The reality is, of course, that the least central elements – the last three – will be the ones most energetically actioned. It is up to the new Dunoon Ferry Users Grop to keep up the pressure on the rest.
What about the ugly?
We’ve had the good and the bad. What about the ugly?
This was the Queen’s Hall in Dunoon where the meeting was held. Look at the photograph at the top of this article.
You have to worry about a community that can obsess about the minutiae of who said what on the ferries issue 30 years ago while sitting in the town’s major public space which – today – is in a bizarre and quite ridiculous state.
This large hall is tented with suburban semi-opaque nylon-style curtaining, hanging so low that it makes a significant space claustrophobic and very ill lit.
There are some neon lights visible in the ceiling above the netting but the light is absorbed and diffused by the fabric to make the hall hopelessly gloomy.
If there is a ventilation system, it is inadequate.
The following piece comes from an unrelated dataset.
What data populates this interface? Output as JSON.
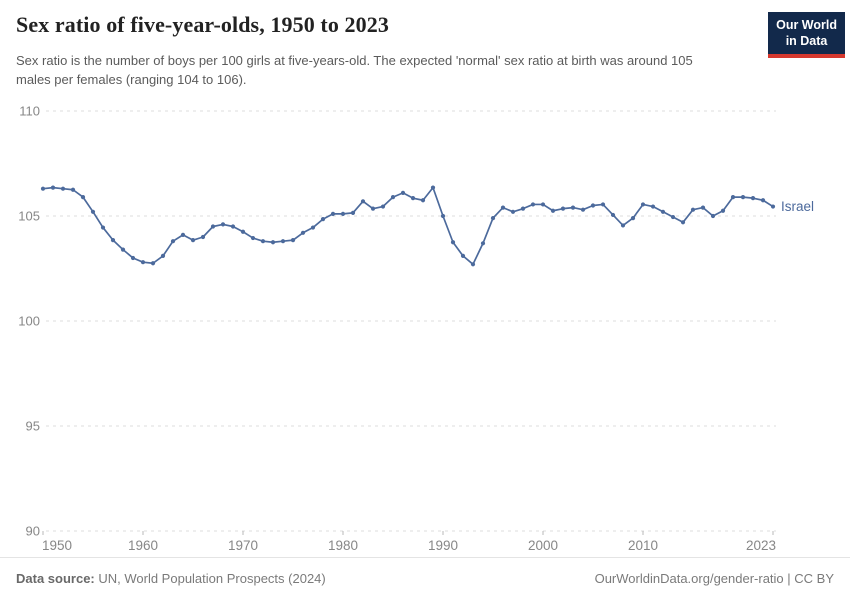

The air quality on Friday night became progressively enervating. And if there is any means of lighting a platform party, it either doesn’t work or no one had the wit to use it. All you could see on the stage was a row of male blurs and you could just about tell when one stood up. Identification? You had to take that from the introduction of each by the Chair. Facial expression? Forget it.
The two imperatives of any public occasion are that everyone has to be able to see clearly and to hear well.
There was a good microphone system on Thursday night, although with a full hall, the hand held mics were inevitably slow to arrive. Many in the audience started without them and most forgot to hold the mics to their mouths – to be met with exasperated shouted instructions from around the hall. Unfair. How many folk have any experience of using a mic?
And a great note
Many who spoke – and on this to unanimous acclaim – repeated how magnificent the Argyll Ferries crews are. From our own experience, we’d echo every syllable of that.